Overwriting manual settings

The solution prompts you to specify whether to inherit the settings or keep the manually assigned settings.

Make all inherit these settings

Be careful when you choose this option as this action is irreversible! When you select this option, all manually assigned settings below the parent node are removed and all groups and computers inherit the new settings. The wayAdvanced EDR behaves might change on many computers on the network.

The new directly assigned settings propagate through inheritance across the entire tree, overwriting the previously assigned settings up to the last-level child nodes.

Keep all settings

When you select this option, new settings apply only to groups and computers that do not have manually assigned settings.

Keeping manual settings

Existing manual settings are retained and the application of new inherited settings stops at the first group or computer with manually configured settings.

Deleting manually assigned settings and restoring inheritance

To restore inheritance to a group or computer with manually assigned settings, you must delete the manually assigned settings:

  • Go to the Computers menu at the top of the console. From the left panel, click the group with manually assigned settings that you want to delete.

  • Click the branch’s context menu icon and select Settings. A pop-up window opens with the profiles assigned to the group. Select the manually assigned profile you want to delete.

  • A list is shown with all available settings profiles and the Inherit from parent group button. Click Inherit from parent group. The manually assigned settings are removed. The group inherits profile settings from the specified group.

Moving groups and computers

When you move computers from one branch in the tree to another, the way Advanced EDR operates with respect to the settings profile to apply varies depending on whether the items moved are groups or individual computers.

Moving individual computers

All settings profiles that were manually assigned to the computer are kept.

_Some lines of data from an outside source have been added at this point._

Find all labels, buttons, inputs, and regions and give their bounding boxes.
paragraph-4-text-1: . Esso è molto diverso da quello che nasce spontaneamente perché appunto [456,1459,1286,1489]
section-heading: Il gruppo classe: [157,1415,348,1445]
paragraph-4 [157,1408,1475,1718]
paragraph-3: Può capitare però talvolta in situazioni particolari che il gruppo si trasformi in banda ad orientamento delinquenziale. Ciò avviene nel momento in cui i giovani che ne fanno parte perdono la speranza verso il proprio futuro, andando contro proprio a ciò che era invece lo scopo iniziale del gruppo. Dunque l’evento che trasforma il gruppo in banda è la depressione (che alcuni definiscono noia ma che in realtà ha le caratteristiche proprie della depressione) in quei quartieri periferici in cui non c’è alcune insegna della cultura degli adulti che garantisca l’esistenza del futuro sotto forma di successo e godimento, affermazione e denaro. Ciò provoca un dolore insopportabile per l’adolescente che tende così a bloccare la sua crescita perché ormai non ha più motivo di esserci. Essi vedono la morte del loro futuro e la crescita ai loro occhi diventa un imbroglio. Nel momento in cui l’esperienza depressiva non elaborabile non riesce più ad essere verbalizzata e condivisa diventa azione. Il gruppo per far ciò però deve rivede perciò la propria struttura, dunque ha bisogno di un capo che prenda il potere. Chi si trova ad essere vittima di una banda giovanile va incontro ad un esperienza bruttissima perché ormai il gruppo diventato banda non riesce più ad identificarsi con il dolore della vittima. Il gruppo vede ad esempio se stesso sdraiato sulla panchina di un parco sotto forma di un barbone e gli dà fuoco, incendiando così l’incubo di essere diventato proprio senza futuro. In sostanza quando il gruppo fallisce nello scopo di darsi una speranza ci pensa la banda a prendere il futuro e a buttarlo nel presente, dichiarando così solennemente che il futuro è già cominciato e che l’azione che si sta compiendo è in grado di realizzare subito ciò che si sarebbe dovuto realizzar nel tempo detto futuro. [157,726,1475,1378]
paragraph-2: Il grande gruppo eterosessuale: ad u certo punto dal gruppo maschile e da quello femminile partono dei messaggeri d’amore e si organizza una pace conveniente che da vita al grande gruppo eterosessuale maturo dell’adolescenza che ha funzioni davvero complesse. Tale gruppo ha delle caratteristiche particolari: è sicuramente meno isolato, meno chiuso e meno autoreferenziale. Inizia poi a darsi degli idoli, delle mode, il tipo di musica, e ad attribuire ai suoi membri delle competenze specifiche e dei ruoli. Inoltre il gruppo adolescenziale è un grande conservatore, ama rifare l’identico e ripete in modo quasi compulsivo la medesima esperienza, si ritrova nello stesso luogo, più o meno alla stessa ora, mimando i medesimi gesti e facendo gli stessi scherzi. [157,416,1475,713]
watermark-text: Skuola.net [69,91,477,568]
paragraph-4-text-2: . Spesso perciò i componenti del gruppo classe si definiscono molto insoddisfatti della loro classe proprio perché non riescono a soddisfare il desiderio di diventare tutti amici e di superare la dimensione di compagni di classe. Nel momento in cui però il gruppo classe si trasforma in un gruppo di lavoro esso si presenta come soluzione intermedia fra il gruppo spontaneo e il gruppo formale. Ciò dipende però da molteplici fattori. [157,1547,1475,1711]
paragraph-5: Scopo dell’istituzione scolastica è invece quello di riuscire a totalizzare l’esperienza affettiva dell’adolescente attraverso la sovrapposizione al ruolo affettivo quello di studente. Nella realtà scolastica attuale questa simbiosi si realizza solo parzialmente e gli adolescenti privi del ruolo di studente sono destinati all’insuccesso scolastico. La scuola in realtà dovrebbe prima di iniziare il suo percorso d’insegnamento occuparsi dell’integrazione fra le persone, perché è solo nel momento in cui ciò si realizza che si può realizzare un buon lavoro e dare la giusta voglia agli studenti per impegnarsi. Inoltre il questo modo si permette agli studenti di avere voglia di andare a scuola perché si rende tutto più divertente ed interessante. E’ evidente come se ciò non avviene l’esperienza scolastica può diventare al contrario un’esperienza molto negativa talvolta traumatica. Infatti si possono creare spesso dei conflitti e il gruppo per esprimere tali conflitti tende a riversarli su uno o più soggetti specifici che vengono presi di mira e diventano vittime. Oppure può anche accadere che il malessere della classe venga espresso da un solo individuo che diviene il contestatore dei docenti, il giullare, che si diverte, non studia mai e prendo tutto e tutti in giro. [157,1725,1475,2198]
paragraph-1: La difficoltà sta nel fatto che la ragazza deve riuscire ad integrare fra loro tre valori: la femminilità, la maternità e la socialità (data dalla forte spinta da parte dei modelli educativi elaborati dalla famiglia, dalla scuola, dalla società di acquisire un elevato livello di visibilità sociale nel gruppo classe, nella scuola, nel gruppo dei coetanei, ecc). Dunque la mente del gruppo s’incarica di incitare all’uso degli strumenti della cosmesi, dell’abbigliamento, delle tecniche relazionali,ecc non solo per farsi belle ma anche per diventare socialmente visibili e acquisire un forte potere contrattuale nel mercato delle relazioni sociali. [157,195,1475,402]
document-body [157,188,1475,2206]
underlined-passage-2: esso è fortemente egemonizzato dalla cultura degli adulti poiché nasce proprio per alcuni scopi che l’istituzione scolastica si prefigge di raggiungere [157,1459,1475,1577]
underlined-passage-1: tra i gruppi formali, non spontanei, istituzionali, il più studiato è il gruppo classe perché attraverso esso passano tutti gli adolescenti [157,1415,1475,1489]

Inherited profiles are overwritten with the settings established in the new parent group.

Moving groups

A dialog box appears with the following question: “Do you want the settings inherited by this group to be replaced by those in the new parent group?

  • If the answer is YES, the process is the same as when you move a single computer: The manual settings are kept and the inherited settings are overwritten with those established in the parent node.

  • If the answer is NO, both the manual settings and the original inherited settings of the group are kept.

Exceptions to indirect inheritance

All computers that are integrated into a native group in the web console automatically receive, from Advanced EDR, the network settings assigned to the target group by means of the standard indirect assignment/inheritance mechanism. However, if a computer is a member of an Active Directory or IP-based group, you must manually assign network settings. This change in the way network settings are assigned results in a change in behavior if that computer is moved from an Active Directory or IP-based group to another group: It does not automatically inherit the network settings assigned to the target group, but retains its own.

This particular behavior of the inheritance feature is due to the fact that, in midsize and large companies, the department that manages security might not be the same as the one that manages the company’s Active Directory. Therefore, a group membership change made by the technical department that maintains the Active Directory could inadvertently change network settings in the Advanced EDR console and leave the protection agent installed on the affected computer without connectivity and full protection. To prevent settings changes when a computer changes groups in the Advanced EDR console because of a group change in Active Directory, you must manually assign network settings.